Some of the most strident opposition comes from our wealthiest and most fortunate neighborhoods. This is the case even though these neighborhoods have benefited as their property values have soared by virtue of convenient access to Metro and all of the jobs, restaurants, grocery stores and services that transit-oriented development brings.

It is a good thing that people are passionate and actively engaged in planning decisions in our communities. We need everyone at the table, and we need to pay serious attention to good design, transportation, public spaces, affordable housing and other community benefits. We need to ensure we balance development, historic preservation, public parks and other community assets.
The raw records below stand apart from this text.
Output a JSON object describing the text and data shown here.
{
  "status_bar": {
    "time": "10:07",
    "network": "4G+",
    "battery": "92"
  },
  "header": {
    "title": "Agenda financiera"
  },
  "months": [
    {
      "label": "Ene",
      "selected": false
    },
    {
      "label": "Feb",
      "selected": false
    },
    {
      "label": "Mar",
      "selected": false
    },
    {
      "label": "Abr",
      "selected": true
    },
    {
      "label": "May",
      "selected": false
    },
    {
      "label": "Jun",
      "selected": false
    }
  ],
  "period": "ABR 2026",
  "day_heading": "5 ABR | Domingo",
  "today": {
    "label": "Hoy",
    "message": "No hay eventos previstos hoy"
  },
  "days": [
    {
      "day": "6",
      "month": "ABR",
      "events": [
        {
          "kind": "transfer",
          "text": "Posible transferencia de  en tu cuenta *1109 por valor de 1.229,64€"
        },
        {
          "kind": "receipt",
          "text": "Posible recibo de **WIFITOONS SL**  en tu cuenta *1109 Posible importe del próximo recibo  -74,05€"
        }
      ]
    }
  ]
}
But the intensity and hostility of the opposition are suppressing thoughtful discussion about the benefits of transit-oriented development for the community, transportation and the environment.
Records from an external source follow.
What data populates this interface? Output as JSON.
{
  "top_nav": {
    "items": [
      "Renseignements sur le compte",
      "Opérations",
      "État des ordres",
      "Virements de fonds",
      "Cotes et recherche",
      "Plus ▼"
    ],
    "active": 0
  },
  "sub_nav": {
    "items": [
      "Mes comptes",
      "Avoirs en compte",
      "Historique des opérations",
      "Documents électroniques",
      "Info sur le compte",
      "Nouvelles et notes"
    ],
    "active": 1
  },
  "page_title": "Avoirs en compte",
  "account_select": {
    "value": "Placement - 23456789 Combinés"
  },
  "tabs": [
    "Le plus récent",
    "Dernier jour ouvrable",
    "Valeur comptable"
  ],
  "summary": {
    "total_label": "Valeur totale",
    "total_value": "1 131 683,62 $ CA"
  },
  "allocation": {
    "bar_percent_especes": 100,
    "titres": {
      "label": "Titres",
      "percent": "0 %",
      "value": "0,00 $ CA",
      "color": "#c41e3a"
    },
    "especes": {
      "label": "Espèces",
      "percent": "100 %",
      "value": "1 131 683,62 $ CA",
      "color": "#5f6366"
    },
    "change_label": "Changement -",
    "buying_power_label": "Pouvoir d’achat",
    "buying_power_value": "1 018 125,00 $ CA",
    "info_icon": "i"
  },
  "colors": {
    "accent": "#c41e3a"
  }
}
Beyond the impact on housing affordability across the region, the net result of just saying no will be worse outcomes in terms of the environment, economy, fiscal health and traffic. It will push more and more growth back to the fringes of our region, leaving older neighborhoods to decline, isolating jobs far from lower-income residents and generating longer-distance commutes and yet more traffic and air pollution. That was where we were headed in the 1990s when the Coalition for Smarter Growth and its partner conservation groups began advocating a better way to grow.

In contrast to extending highways and more sprawling development, focusing development at our Metro stations and in commercial corridors in the District and its suburbs offers a way to handle regional growth while minimizing driving trips and pollution and maximizing walking, bicycling and transit trips. It reduces the loss of farms and forests and ensures better access to homes, jobs and services. Transit-oriented development has revitalized dozens of neighborhoods and is finally bringing investment back to the east side of the region.

Living close to jobs and transit offers people lower combined housing and transportation costs than living farther away. People who walk, bike and use transit to get to work are measurably healthier compared with those who sit in cars every day. Compact, mixed-use, transit-oriented development is also critical to fighting climate change, combining energy-efficient buildings with major reductions in carbon emissions from transportation.

Between 2000 and 2015, the District added more than 100,000 people. The percentage of car-free households is growing. Rates of walking, bicycling and transit use continue to rise with the economy and tax base.

Arlington has added millions of square feet of development in the Rosslyn-Ballston corridor without increasing traffic over what it was in the 1970s. At its peak, before Base Realignment and Closure made an impact and before sequestration, Arlington’s two transit-oriented development corridors were generating nearly 50 percent of Arlington’s property tax base on just 11 percent of the county’s land. As a result, residential property tax rates remain the lowest in the region.

Metro planners recently looked at what full build-out of transit-oriented communities at all of our Metro stations would achieve. It would mean trains fully used in both directions generating greater revenue and moving Metro from needing an operating subsidy to having an annual surplus. That surplus could be reinvested in maintaining and upgrading the system. Metro planners also found transit-oriented development generates higher property values and tax revenue for localities and mitigates regional traffic.

We cannot fail in the mission to fix our Metro system. We must also meet our affordable-housing needs. This means every tool in our toolbox — beginning with approving more housing at Metro stations and in revitalized commercial corridors and more public funding and incentives to include affordable units in new development. We can’t afford to reject the form of development that offers us the most sustainable way to grow.

The writer is executive director of the Coalition for Smarter Growth.